A questi due blocchi, si aggiunge la parte minoritaria, ma estremamente significativa, dei movimenti indipendentisti. In particolare quelli baschi e catalani. Tre di loro si sono uniti in unico blocco elettorale, Ahora Republicas, che mette insieme i baschi di Bildu, i catalani di Erc e i galiziani del Bng. Mentre altri partiti, come Junts di Carles Puigdemont, si muovono in autonomia. La speranza di questi partiti è quella di portare la loro voce nel parlamento europeo. Ma anche in questo caso, gioca molto il peso che questi movimenti possono dimostrare di avere in chiave interna, anche per premere su un Sanchez che ha assoluta necessità di numeri per governare. E che per avere una maggioranza così eterogena e risicata è stato costretto a cedere su diversi punti proprio con i partiti indipendentisti.

In ogni caso, quello che appare dai sondaggi è una Spagna ancora una volta divisa praticamente a metà, in cui sembra molto difficile scardinare questo equilibrismo ma anche superare il pericolo di una polarizzazione su qualsiasi tema.

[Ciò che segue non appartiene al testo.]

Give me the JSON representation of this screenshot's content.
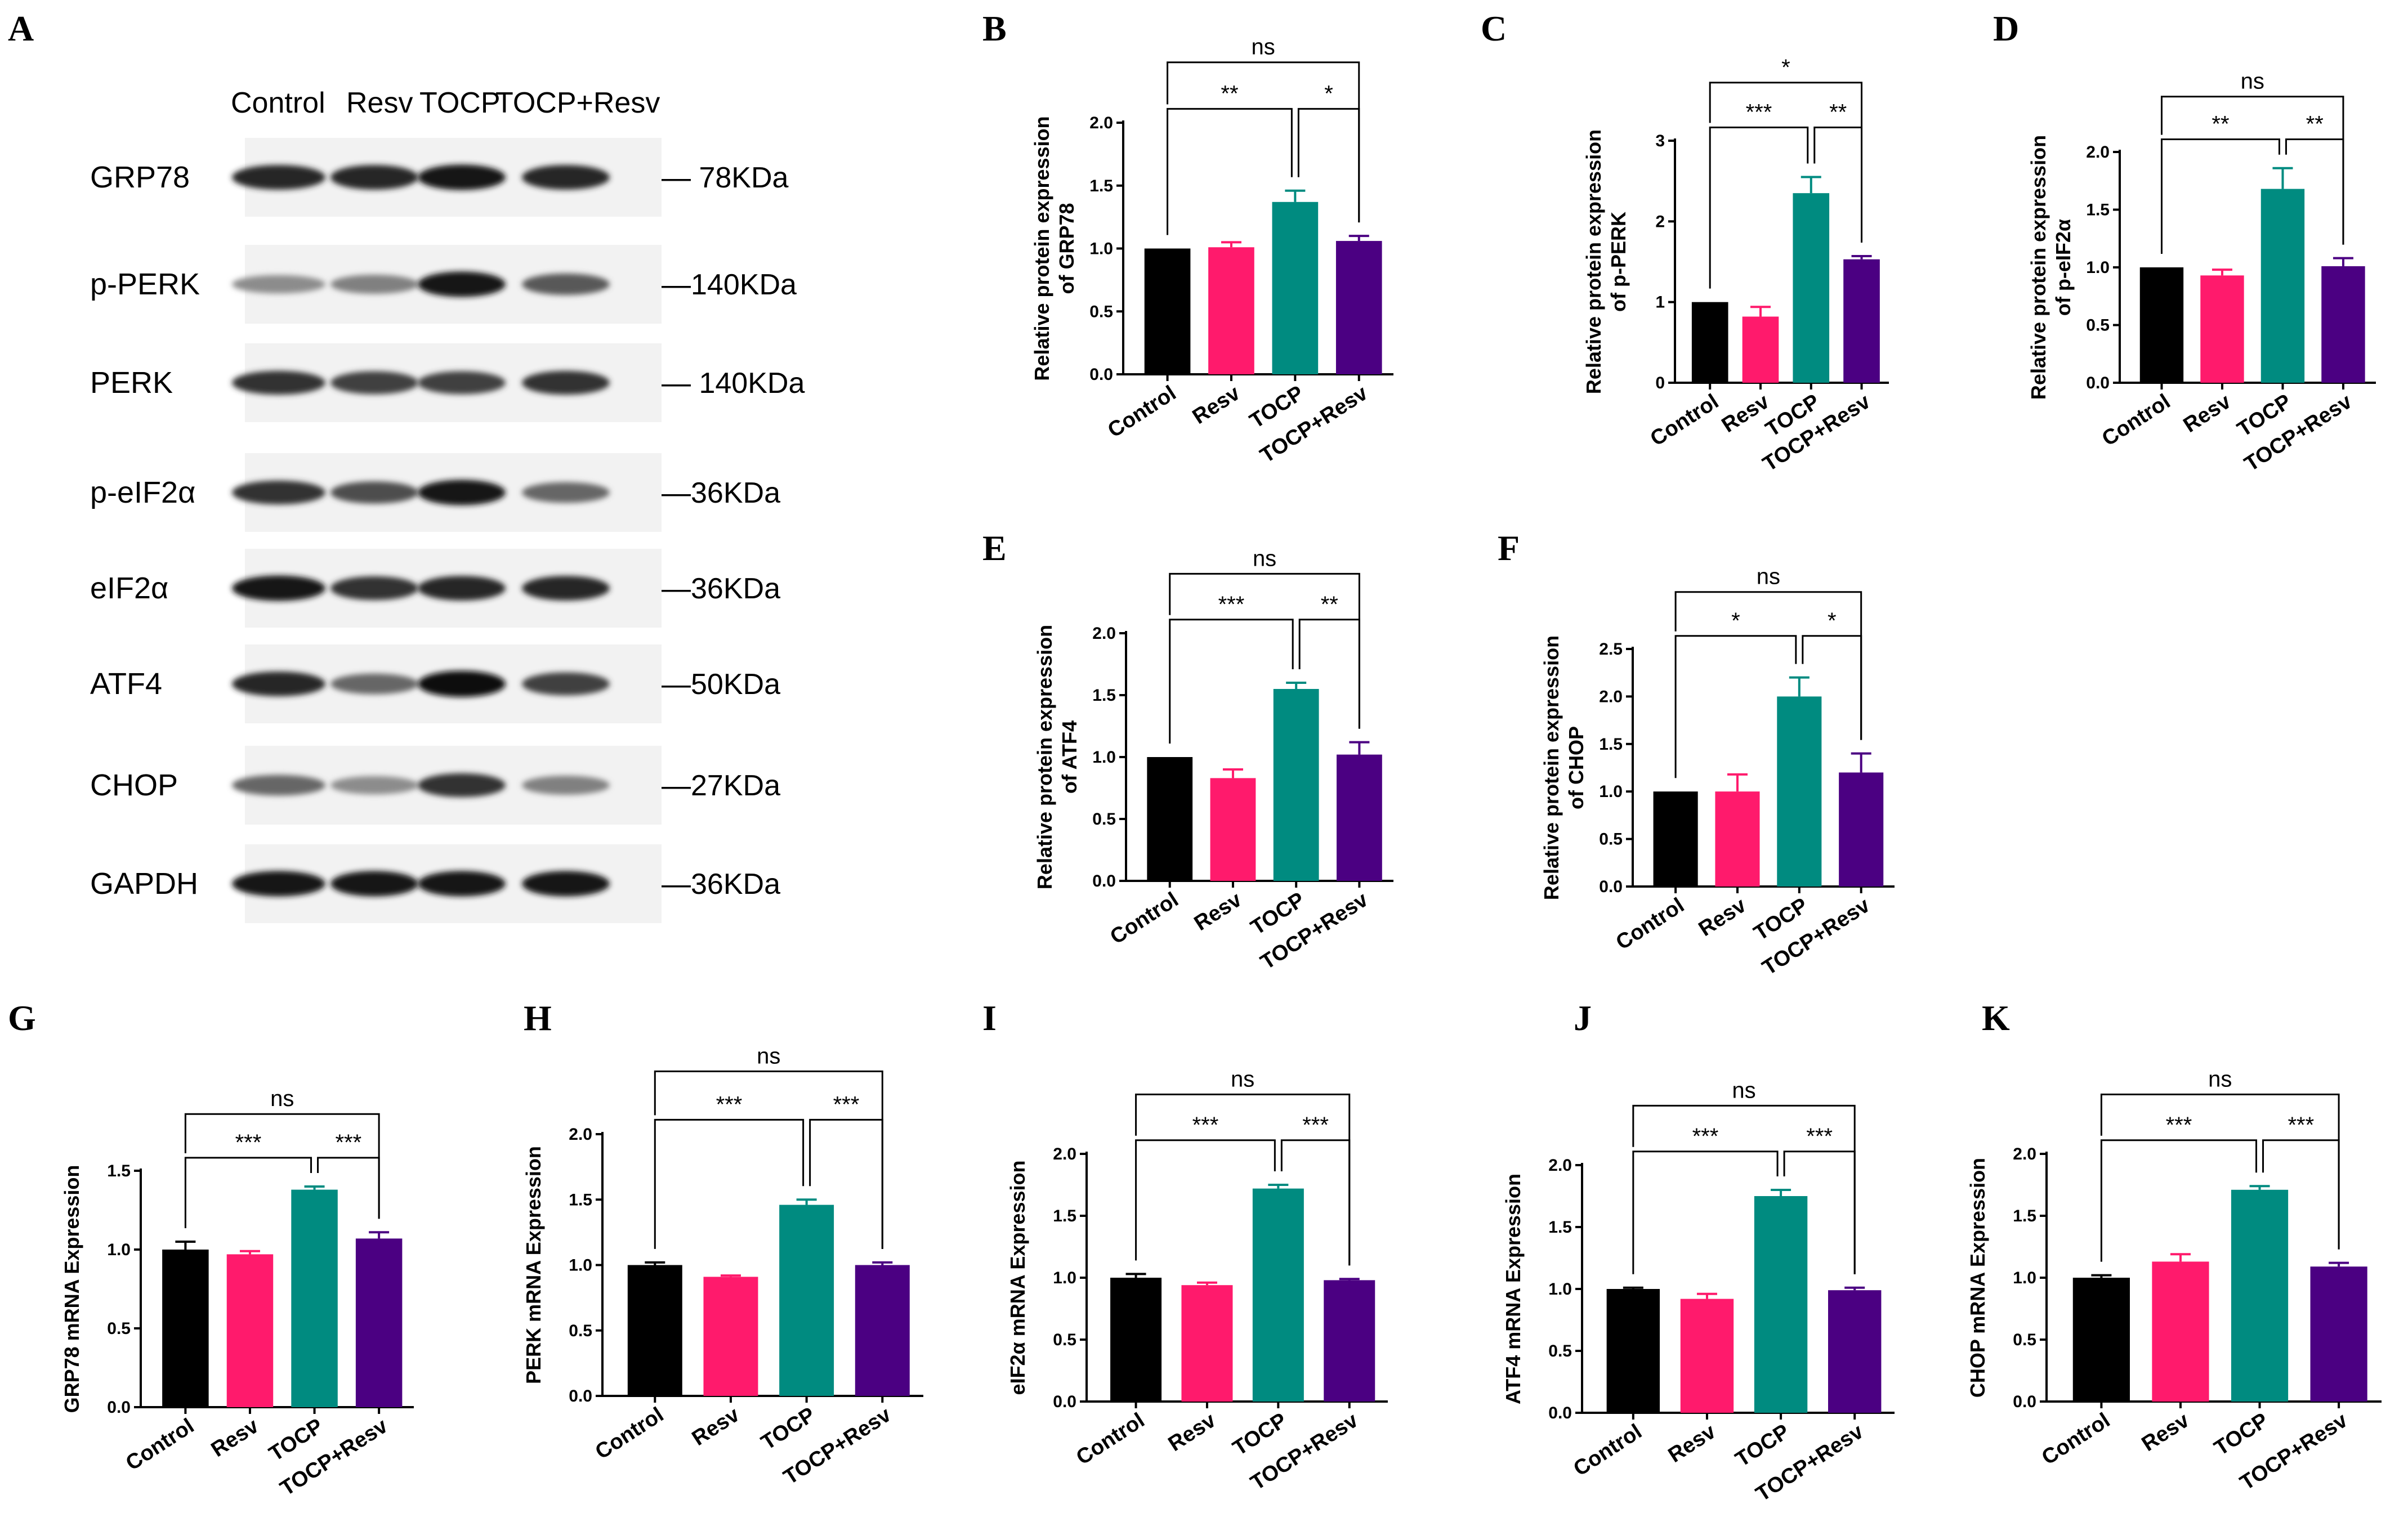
{
  "panel_A": {
    "letter": "A",
    "columns": [
      "Control",
      "Resv",
      "TOCP",
      "TOCP+Resv"
    ],
    "blots": [
      {
        "label": "GRP78",
        "mw": "— 78KDa",
        "intensity": [
          0.85,
          0.85,
          0.9,
          0.85
        ]
      },
      {
        "label": "p-PERK",
        "mw": "—140KDa",
        "intensity": [
          0.45,
          0.5,
          0.9,
          0.65
        ]
      },
      {
        "label": "PERK",
        "mw": "— 140KDa",
        "intensity": [
          0.8,
          0.75,
          0.75,
          0.8
        ]
      },
      {
        "label": "p-eIF2α",
        "mw": "—36KDa",
        "intensity": [
          0.8,
          0.7,
          0.9,
          0.6
        ]
      },
      {
        "label": "eIF2α",
        "mw": "—36KDa",
        "intensity": [
          0.9,
          0.8,
          0.85,
          0.85
        ]
      },
      {
        "label": "ATF4",
        "mw": "—50KDa",
        "intensity": [
          0.85,
          0.6,
          0.95,
          0.75
        ]
      },
      {
        "label": "CHOP",
        "mw": "—27KDa",
        "intensity": [
          0.6,
          0.45,
          0.8,
          0.5
        ]
      },
      {
        "label": "GAPDH",
        "mw": "—36KDa",
        "intensity": [
          0.9,
          0.9,
          0.9,
          0.9
        ]
      }
    ]
  },
  "colors": {
    "Control": "#000000",
    "Resv": "#ff1a6c",
    "TOCP": "#008b80",
    "TOCP+Resv": "#4b0082"
  },
  "chart_data": [
    {
      "panel": "B",
      "type": "bar",
      "ylabel": [
        "Relative protein expression",
        "of GRP78"
      ],
      "categories": [
        "Control",
        "Resv",
        "TOCP",
        "TOCP+Resv"
      ],
      "values": [
        1.0,
        1.01,
        1.37,
        1.06
      ],
      "errors": [
        0.0,
        0.04,
        0.09,
        0.04
      ],
      "ylim": [
        0,
        2.0
      ],
      "yticks": [
        "0.0",
        "0.5",
        "1.0",
        "1.5",
        "2.0"
      ],
      "sig": [
        {
          "a": 0,
          "b": 3,
          "text": "ns"
        },
        {
          "a": 0,
          "b": 2,
          "text": "**"
        },
        {
          "a": 2,
          "b": 3,
          "text": "*"
        }
      ]
    },
    {
      "panel": "C",
      "type": "bar",
      "ylabel": [
        "Relative protein expression",
        "of p-PERK"
      ],
      "categories": [
        "Control",
        "Resv",
        "TOCP",
        "TOCP+Resv"
      ],
      "values": [
        1.0,
        0.82,
        2.35,
        1.53
      ],
      "errors": [
        0.0,
        0.12,
        0.2,
        0.04
      ],
      "ylim": [
        0,
        3
      ],
      "yticks": [
        "0",
        "1",
        "2",
        "3"
      ],
      "sig": [
        {
          "a": 0,
          "b": 3,
          "text": "*"
        },
        {
          "a": 0,
          "b": 2,
          "text": "***"
        },
        {
          "a": 2,
          "b": 3,
          "text": "**"
        }
      ]
    },
    {
      "panel": "D",
      "type": "bar",
      "ylabel": [
        "Relative protein expression",
        "of p-eIF2α"
      ],
      "categories": [
        "Control",
        "Resv",
        "TOCP",
        "TOCP+Resv"
      ],
      "values": [
        1.0,
        0.93,
        1.68,
        1.01
      ],
      "errors": [
        0.0,
        0.05,
        0.18,
        0.07
      ],
      "ylim": [
        0,
        2.0
      ],
      "yticks": [
        "0.0",
        "0.5",
        "1.0",
        "1.5",
        "2.0"
      ],
      "sig": [
        {
          "a": 0,
          "b": 3,
          "text": "ns"
        },
        {
          "a": 0,
          "b": 2,
          "text": "**"
        },
        {
          "a": 2,
          "b": 3,
          "text": "**"
        }
      ]
    },
    {
      "panel": "E",
      "type": "bar",
      "ylabel": [
        "Relative protein expression",
        "of ATF4"
      ],
      "categories": [
        "Control",
        "Resv",
        "TOCP",
        "TOCP+Resv"
      ],
      "values": [
        1.0,
        0.83,
        1.55,
        1.02
      ],
      "errors": [
        0.0,
        0.07,
        0.05,
        0.1
      ],
      "ylim": [
        0,
        2.0
      ],
      "yticks": [
        "0.0",
        "0.5",
        "1.0",
        "1.5",
        "2.0"
      ],
      "sig": [
        {
          "a": 0,
          "b": 3,
          "text": "ns"
        },
        {
          "a": 0,
          "b": 2,
          "text": "***"
        },
        {
          "a": 2,
          "b": 3,
          "text": "**"
        }
      ]
    },
    {
      "panel": "F",
      "type": "bar",
      "ylabel": [
        "Relative protein expression",
        "of CHOP"
      ],
      "categories": [
        "Control",
        "Resv",
        "TOCP",
        "TOCP+Resv"
      ],
      "values": [
        1.0,
        1.0,
        2.0,
        1.2
      ],
      "errors": [
        0.0,
        0.18,
        0.2,
        0.2
      ],
      "ylim": [
        0,
        2.5
      ],
      "yticks": [
        "0.0",
        "0.5",
        "1.0",
        "1.5",
        "2.0",
        "2.5"
      ],
      "sig": [
        {
          "a": 0,
          "b": 3,
          "text": "ns"
        },
        {
          "a": 0,
          "b": 2,
          "text": "*"
        },
        {
          "a": 2,
          "b": 3,
          "text": "*"
        }
      ]
    },
    {
      "panel": "G",
      "type": "bar",
      "ylabel": [
        "GRP78 mRNA Expression"
      ],
      "categories": [
        "Control",
        "Resv",
        "TOCP",
        "TOCP+Resv"
      ],
      "values": [
        1.0,
        0.97,
        1.38,
        1.07
      ],
      "errors": [
        0.05,
        0.02,
        0.02,
        0.04
      ],
      "ylim": [
        0,
        1.5
      ],
      "yticks": [
        "0.0",
        "0.5",
        "1.0",
        "1.5"
      ],
      "sig": [
        {
          "a": 0,
          "b": 3,
          "text": "ns"
        },
        {
          "a": 0,
          "b": 2,
          "text": "***"
        },
        {
          "a": 2,
          "b": 3,
          "text": "***"
        }
      ]
    },
    {
      "panel": "H",
      "type": "bar",
      "ylabel": [
        "PERK mRNA Expression"
      ],
      "categories": [
        "Control",
        "Resv",
        "TOCP",
        "TOCP+Resv"
      ],
      "values": [
        1.0,
        0.91,
        1.46,
        1.0
      ],
      "errors": [
        0.02,
        0.01,
        0.04,
        0.02
      ],
      "ylim": [
        0,
        2.0
      ],
      "yticks": [
        "0.0",
        "0.5",
        "1.0",
        "1.5",
        "2.0"
      ],
      "sig": [
        {
          "a": 0,
          "b": 3,
          "text": "ns"
        },
        {
          "a": 0,
          "b": 2,
          "text": "***"
        },
        {
          "a": 2,
          "b": 3,
          "text": "***"
        }
      ]
    },
    {
      "panel": "I",
      "type": "bar",
      "ylabel": [
        "eIF2α mRNA Expression"
      ],
      "categories": [
        "Control",
        "Resv",
        "TOCP",
        "TOCP+Resv"
      ],
      "values": [
        1.0,
        0.94,
        1.72,
        0.98
      ],
      "errors": [
        0.03,
        0.02,
        0.03,
        0.01
      ],
      "ylim": [
        0,
        2.0
      ],
      "yticks": [
        "0.0",
        "0.5",
        "1.0",
        "1.5",
        "2.0"
      ],
      "sig": [
        {
          "a": 0,
          "b": 3,
          "text": "ns"
        },
        {
          "a": 0,
          "b": 2,
          "text": "***"
        },
        {
          "a": 2,
          "b": 3,
          "text": "***"
        }
      ]
    },
    {
      "panel": "J",
      "type": "bar",
      "ylabel": [
        "ATF4 mRNA Expression"
      ],
      "categories": [
        "Control",
        "Resv",
        "TOCP",
        "TOCP+Resv"
      ],
      "values": [
        1.0,
        0.92,
        1.75,
        0.99
      ],
      "errors": [
        0.01,
        0.04,
        0.05,
        0.02
      ],
      "ylim": [
        0,
        2.0
      ],
      "yticks": [
        "0.0",
        "0.5",
        "1.0",
        "1.5",
        "2.0"
      ],
      "sig": [
        {
          "a": 0,
          "b": 3,
          "text": "ns"
        },
        {
          "a": 0,
          "b": 2,
          "text": "***"
        },
        {
          "a": 2,
          "b": 3,
          "text": "***"
        }
      ]
    },
    {
      "panel": "K",
      "type": "bar",
      "ylabel": [
        "CHOP mRNA Expression"
      ],
      "categories": [
        "Control",
        "Resv",
        "TOCP",
        "TOCP+Resv"
      ],
      "values": [
        1.0,
        1.13,
        1.71,
        1.09
      ],
      "errors": [
        0.02,
        0.06,
        0.03,
        0.03
      ],
      "ylim": [
        0,
        2.0
      ],
      "yticks": [
        "0.0",
        "0.5",
        "1.0",
        "1.5",
        "2.0"
      ],
      "sig": [
        {
          "a": 0,
          "b": 3,
          "text": "ns"
        },
        {
          "a": 0,
          "b": 2,
          "text": "***"
        },
        {
          "a": 2,
          "b": 3,
          "text": "***"
        }
      ]
    }
  ]
}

Dall'indipendentismo alla monarchia, dalle questioni di genere alla memoria storica, dal rapporto con Israele a quello con il fronte palestinese (con Sanchez che ha riconosciuto da poco lo Stato di Palestina), il Paese sembra diviso (e in modo netto) su tutto. E le elezioni europee, per quanto non decisive sull'esecutivo, potrebbero essere l'ennesimo termometro di una Spagna che fatica a dirigersi verso una solida maggioranza elettorale.